The health ministry has confirmed that women in Belgium have been fitted with a total of at least 674 potentially faulty breast implants made by the now defunct French firm PIP.
The health ministry has confirmed that women in Belgium have been fitted with a total of at least 674 potentially faulty breast implants made by the now defunct French firm PIP. About 300,000 women in 65 countries are estimated to have received implants made by PIP, which allegedly used an illegal industrial-grade gel that investigators say has led to abnormally high rates of ruptured implants.
Health authorities in Belgium had previously stated that around 100 women had PIP implants. Four of them have had them removed since the beginning of December while a fifth woman plans to do so.
On December 23, Belgian authorities advised women with implants from Poly Implant Prothese (PIP) to go for a check-up and have them removed if there was any sign of seepage or rupture.

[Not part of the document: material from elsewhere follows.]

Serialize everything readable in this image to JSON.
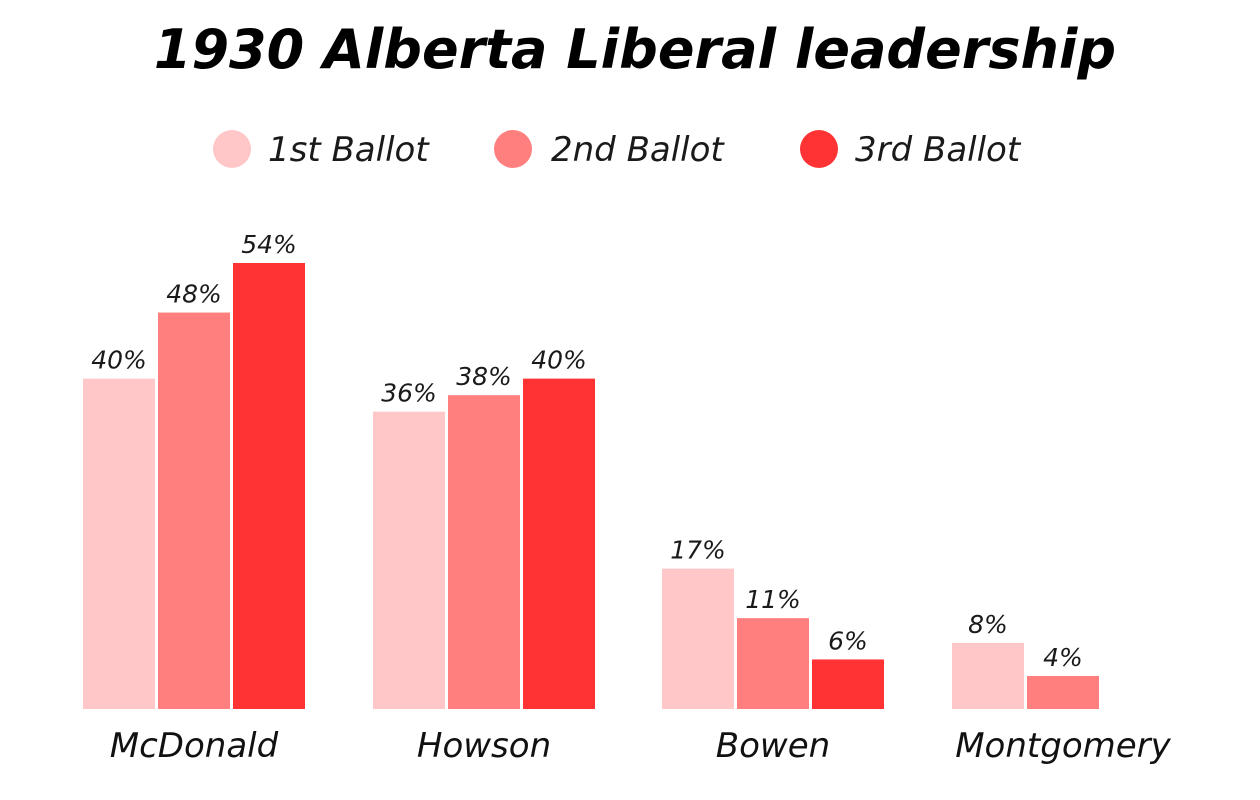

The Federal Agency for Medicines and Health Products estimates that "at least 674 PIP implants" had been given to women in Belgium, the health ministry said in a statement, adding that it could not guarantee the accuracy of the figure or indicate the nationality of the patients.
The ministry said that all necessary implant removals would be covered by the social security system, but a replacement implant would only be provided for free if the original operation was also paid for out of the public purse.
This system would, broadly, reimburse women who had reconstructive surgery after cancer but not most of those who had cosmetic surgery.